I feel like it's relevant to mention how huge Hearthstone is, and that's a mobile first game (at its best on iPad which is rare) that I feel is totally Blizzard tier quality with expected polish and substance to it, and both satisfied a lot of Blizzard fans + successfully tapped into that 10x market.
There's fair criticism to how it monetizes but it still dominates its category for a reason, they continue to own it like the MMO genre with WoW.
I don't know where I'm going with this, I guess just that between Overwatch and Hearthstone I actually mostly enjoyed this recent era of Blizzard and I'm more hopeful for what's next. I didn't feel contempt from them playing these games, I felt that old Blizzard spark.
Both of those were fine in the beginning. HS became impossible to play without endless grinding or spending money. Overwatch became tedious and toxic, due to both the players and how the developers responded (spamming in-game voicelines is now "toxic").
I think people just got fed up with online trading card games and the grind/monetization that they have. At least with MTG I can resell the cards... In fact MTG online with cockatrice is way more fun than HS or any of the other clones.
Hardcore gamers love to trash ATVI/Blizz but they are without a doubt dominant gaming developer/publisher in the business, and it's really not even close unless you count Tencent.
Ask people on HN if they like CoD and they'd laugh at you but the games are IMMENSELY popular every release and they print cash for ATVI.
When people bash Blizzard, they aren't bashing them based on their revenue or market penetration. A bad opinion of Blizzard does not translate into also believing they are failing to generate revenue or attract players. They have plenty of other reasons to bash Blizzard.
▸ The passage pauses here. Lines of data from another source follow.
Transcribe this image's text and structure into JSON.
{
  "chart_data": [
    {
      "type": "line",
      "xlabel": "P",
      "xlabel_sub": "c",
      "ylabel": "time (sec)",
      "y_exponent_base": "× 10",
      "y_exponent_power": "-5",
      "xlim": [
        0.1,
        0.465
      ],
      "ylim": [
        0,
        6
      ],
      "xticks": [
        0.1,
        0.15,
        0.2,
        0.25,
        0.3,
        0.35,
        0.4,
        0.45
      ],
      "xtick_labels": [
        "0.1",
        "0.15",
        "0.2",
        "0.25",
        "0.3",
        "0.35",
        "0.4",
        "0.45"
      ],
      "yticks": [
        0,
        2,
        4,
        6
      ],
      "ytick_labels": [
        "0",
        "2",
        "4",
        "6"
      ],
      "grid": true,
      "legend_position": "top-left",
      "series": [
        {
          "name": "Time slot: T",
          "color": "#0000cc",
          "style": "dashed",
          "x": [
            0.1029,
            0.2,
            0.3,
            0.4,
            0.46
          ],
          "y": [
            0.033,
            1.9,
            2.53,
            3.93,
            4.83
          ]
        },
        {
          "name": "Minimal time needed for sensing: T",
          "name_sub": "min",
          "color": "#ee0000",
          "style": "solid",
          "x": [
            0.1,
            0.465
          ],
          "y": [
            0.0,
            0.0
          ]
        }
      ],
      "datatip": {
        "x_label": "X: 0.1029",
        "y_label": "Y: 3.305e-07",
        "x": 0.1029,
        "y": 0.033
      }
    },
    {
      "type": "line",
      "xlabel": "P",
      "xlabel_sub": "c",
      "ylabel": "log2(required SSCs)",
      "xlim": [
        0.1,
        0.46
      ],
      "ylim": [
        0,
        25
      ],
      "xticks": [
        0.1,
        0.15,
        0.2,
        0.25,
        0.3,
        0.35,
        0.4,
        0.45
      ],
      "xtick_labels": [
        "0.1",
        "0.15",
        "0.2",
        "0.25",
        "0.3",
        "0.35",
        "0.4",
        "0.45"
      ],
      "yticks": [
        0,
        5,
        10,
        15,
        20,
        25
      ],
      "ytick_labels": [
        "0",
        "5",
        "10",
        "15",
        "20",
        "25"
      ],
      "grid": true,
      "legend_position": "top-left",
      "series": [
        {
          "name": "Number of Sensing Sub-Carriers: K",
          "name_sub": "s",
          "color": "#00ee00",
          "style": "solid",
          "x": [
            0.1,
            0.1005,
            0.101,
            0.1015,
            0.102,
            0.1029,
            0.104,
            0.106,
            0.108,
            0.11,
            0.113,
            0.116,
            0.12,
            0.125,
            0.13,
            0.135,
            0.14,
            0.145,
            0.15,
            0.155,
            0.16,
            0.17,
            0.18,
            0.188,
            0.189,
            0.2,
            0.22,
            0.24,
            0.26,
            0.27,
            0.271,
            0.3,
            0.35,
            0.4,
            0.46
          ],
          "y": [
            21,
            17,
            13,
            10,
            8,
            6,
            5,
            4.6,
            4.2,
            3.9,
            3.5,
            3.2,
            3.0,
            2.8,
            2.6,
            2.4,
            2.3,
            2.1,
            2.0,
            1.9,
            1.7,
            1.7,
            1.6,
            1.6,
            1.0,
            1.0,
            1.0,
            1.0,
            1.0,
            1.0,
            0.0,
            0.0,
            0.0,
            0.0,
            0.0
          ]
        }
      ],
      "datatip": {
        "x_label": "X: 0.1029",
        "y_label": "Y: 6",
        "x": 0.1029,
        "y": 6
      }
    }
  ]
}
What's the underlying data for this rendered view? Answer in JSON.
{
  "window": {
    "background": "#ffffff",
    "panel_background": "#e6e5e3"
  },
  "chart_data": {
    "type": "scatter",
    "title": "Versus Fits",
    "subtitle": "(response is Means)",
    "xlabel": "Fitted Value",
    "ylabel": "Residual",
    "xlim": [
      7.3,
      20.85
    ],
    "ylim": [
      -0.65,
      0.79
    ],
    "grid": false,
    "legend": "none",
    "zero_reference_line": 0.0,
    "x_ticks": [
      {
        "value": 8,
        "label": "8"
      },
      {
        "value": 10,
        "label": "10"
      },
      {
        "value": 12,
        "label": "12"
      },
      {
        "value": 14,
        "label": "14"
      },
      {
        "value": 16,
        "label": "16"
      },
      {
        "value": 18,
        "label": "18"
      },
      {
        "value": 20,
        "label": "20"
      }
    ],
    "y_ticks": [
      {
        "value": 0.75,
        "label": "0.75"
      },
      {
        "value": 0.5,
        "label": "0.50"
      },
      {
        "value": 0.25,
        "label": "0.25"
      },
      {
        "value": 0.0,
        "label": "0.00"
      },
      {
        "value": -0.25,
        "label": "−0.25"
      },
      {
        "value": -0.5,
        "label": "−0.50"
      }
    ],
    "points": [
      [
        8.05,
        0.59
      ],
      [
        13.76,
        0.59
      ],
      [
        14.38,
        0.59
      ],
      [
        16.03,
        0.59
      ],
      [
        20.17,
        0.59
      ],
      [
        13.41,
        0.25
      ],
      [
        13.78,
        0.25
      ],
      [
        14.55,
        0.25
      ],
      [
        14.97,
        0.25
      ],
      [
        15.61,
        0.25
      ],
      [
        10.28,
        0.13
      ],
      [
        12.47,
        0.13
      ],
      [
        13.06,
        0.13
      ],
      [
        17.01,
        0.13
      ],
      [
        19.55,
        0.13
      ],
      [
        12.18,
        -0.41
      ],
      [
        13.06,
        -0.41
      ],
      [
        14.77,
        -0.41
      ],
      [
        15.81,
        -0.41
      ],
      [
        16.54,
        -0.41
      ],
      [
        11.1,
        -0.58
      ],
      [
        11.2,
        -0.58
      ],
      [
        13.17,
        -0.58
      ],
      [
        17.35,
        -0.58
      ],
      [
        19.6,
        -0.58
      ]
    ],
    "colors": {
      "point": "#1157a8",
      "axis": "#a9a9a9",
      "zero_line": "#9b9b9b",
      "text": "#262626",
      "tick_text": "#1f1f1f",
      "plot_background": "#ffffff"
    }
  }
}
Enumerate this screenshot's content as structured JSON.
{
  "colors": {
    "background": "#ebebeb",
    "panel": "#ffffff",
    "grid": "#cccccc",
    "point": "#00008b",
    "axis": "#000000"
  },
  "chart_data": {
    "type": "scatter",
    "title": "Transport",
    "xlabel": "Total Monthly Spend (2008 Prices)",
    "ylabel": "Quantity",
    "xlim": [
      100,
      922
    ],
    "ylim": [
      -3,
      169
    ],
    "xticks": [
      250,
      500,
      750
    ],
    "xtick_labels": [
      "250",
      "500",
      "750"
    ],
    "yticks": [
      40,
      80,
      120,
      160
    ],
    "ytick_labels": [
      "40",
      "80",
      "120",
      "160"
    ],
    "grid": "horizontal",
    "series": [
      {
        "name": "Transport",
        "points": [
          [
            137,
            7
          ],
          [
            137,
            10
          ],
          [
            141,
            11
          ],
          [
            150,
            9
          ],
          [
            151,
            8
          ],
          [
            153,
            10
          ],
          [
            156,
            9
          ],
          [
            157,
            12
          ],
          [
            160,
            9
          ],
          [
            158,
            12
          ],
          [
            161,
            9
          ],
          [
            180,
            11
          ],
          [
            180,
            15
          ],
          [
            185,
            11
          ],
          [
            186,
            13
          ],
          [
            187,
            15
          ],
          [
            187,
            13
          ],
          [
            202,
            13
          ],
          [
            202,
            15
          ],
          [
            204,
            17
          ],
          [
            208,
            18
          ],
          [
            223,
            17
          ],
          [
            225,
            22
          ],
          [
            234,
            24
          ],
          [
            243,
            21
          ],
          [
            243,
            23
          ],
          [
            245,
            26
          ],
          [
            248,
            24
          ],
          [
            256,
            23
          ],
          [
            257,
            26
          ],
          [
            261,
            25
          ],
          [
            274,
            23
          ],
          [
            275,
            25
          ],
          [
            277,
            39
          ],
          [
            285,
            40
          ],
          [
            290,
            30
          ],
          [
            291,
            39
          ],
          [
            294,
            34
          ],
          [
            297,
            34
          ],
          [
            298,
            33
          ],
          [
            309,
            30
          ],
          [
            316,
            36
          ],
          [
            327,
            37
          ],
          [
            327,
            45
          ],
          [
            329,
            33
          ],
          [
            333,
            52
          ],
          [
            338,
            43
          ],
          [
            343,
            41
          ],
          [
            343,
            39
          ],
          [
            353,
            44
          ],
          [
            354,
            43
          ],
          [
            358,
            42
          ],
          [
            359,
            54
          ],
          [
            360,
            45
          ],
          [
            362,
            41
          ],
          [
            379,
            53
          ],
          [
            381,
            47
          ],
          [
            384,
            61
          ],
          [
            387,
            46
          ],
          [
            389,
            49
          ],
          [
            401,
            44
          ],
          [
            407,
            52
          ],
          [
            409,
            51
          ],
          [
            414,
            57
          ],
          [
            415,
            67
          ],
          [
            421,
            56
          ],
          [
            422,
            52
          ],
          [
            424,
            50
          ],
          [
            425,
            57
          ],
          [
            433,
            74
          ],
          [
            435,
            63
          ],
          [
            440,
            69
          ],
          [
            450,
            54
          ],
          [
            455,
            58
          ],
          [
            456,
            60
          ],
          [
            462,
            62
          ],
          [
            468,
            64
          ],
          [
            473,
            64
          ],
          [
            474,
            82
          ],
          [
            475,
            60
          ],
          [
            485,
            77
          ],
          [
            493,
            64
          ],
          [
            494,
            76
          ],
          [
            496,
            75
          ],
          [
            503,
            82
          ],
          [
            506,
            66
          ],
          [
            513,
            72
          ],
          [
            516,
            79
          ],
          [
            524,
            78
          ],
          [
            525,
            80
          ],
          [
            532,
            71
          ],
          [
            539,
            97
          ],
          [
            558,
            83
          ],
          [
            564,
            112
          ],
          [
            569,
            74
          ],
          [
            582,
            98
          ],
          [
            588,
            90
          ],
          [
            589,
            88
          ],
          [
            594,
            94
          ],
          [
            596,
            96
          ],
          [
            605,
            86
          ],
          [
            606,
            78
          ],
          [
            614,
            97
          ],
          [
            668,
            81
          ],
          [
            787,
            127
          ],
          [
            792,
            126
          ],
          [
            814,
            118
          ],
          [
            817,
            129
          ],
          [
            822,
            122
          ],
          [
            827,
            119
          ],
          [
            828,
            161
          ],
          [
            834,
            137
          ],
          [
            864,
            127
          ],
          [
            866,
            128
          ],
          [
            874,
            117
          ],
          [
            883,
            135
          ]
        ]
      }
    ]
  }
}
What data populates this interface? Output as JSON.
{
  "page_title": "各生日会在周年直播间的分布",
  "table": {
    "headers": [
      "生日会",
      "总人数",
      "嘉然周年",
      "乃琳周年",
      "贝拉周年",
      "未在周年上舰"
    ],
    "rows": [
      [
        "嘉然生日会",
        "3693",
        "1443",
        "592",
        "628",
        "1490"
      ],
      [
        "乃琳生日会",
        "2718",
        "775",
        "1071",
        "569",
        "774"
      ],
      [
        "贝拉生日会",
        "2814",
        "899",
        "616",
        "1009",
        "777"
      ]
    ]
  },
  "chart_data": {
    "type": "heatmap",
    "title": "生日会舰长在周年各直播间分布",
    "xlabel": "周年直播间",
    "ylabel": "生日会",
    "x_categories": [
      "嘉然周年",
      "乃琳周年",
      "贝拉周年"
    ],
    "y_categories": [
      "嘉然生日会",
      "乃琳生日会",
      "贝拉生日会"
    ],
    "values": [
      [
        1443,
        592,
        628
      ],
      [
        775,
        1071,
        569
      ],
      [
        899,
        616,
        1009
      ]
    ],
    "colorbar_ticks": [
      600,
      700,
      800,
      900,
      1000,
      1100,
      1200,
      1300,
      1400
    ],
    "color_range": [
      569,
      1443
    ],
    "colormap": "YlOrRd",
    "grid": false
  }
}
The feature downgrades of 'bnet 2.0' or whatever they called it that they announced when Starcraft 2 came out was the beginning of the end. SC2 as a game was fine (not amazing for me but plenty liked it) but everything around it was a mess. D3 solidified this trend of them losing the plot.
Blizzard bailed, valve bailed, who's left, really? But then again, a PC game has to compete with not only other PC titles but the entire history of Windows games via Steam/etc. You can make a brilliant RTS experience but will people play it when Starcraft exists?
you're presenting this a little bit disingenuously. expectations were high that diablo 4 would be announced in 2018, and instead there was the announcement of a partnership to develop a mobile version of diablo. folks were upset and the presenter reacted poorly.
the following year diablo 4 was announced and much was forgiven. the mobile game is still not out (in closed beta rn) and early reports are good.
you can fault blizzard for thinking its core fans at blizzcon would be excited about a mobile game, but if you are a game developer with a popular IP you're making a huge mistake not developing for mobile, as it will be the majority of the global gaming market for the foreseeable future.
They probably picked a poor audience for the announcement. By nature, those present were never going to be all that receptive to a new mobile-first game. Slightly better venues would have been either E3 or PAX, where the audience doesn't consist almost exclusively of hardcore fans of their more traditional offerings.
Was it 2018? Wow that was fast. It must suck for them since that fiasco, losing online players during pandemic when we're all stuck at homes, doubles the pain at least.
This company has been contemptuous of their players for years. They fell into that classic trap of "If we [do something that will alienate all our customers] we can get 10x as many customers from [untapped market]" As anybody should have been able to foresee, the old customers were indeed alienated and the new customers never materialized.